Regreso a Belzagor [Downward to the Earth - es]
- Автор: Силверберг Роберт
- Год: 1981
- Язык: испанский
- Год: Mart
- ISBN: 84-270-0681-0
- Переводчик: Margarita Gonz
- Жанр: Научная фантастика
Электронная книга - «Regreso a Belzagor [Downward to the Earth - es]». Краткое содержание книги:
Gundersen no se movió. Seena le cogió la mano y se la llevó a un costado del cuerpo; él sintió la superficie seca y fresca del resbalador y se sorprendió de que no fuese viscosa. Seena subió sin resistencia la mano de Gundersen hasta llegar al globo lleno de uno de los pechos y el resbalador se contrajo instantáneamente, dejando la carne firme y pálida en contacto con sus dedos. Gundersen lo contuvo un instante e, incómodo, levantó la mano. Los pezones de Seena se habían erguido y las ventanas de su nariz se ensancharon.

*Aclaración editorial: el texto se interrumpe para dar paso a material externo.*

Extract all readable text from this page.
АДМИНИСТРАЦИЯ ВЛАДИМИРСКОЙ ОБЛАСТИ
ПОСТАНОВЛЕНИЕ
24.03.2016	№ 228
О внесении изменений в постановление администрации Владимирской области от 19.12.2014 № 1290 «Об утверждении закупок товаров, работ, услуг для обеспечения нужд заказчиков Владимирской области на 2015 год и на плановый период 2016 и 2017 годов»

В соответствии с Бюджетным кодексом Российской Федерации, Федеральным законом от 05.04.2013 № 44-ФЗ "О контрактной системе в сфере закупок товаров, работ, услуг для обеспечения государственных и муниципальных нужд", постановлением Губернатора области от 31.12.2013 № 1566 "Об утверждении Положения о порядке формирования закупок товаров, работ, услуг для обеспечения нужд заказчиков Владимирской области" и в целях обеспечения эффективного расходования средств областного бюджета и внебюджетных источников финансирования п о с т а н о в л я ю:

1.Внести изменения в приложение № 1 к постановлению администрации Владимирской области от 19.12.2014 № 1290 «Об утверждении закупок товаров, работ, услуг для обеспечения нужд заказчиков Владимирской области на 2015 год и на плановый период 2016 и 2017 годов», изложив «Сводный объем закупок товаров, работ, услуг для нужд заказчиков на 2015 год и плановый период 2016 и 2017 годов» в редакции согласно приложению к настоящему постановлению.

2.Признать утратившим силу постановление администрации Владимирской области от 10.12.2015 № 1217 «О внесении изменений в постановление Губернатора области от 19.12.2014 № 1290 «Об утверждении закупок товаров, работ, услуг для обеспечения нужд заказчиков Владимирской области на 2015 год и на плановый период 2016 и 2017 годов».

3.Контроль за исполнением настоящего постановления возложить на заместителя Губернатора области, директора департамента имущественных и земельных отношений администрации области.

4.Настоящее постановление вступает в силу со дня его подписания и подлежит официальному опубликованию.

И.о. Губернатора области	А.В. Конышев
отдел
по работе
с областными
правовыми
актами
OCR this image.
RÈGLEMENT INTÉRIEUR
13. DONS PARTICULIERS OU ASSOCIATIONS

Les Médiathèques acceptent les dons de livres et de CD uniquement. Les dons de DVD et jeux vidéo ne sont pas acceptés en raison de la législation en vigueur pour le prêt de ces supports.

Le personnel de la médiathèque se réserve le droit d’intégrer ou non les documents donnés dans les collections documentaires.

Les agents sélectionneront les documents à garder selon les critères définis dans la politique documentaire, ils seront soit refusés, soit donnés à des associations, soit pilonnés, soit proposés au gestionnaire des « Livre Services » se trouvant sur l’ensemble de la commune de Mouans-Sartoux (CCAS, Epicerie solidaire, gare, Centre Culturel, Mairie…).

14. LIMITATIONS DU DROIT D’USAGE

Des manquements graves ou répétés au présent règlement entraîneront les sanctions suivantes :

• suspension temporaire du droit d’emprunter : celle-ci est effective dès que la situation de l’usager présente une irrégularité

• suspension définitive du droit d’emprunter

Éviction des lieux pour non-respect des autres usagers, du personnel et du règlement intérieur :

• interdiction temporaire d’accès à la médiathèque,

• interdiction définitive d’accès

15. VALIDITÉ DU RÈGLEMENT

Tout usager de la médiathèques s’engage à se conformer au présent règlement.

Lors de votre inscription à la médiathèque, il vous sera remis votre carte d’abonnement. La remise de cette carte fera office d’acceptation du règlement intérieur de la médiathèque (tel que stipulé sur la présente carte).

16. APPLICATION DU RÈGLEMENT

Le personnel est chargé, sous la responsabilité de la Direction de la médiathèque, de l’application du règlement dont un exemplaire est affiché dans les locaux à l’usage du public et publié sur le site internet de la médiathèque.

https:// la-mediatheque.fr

—El resbalador es muy interesante —comentó Gundersen—, pero no me gusta cómo te queda.
—De acuerdo. —Se tocó el estómago, apenas por encima del centro de ese ser. Éste se encogió interiormente, bajó por una de sus piernas en un movimiento rápido y ondulante, se deslizó y se detuvo en un extremo de la terraza—. ¿Así está mejor? —preguntó Seena, ahora desnuda, brillante de sudor y con los labios húmedos.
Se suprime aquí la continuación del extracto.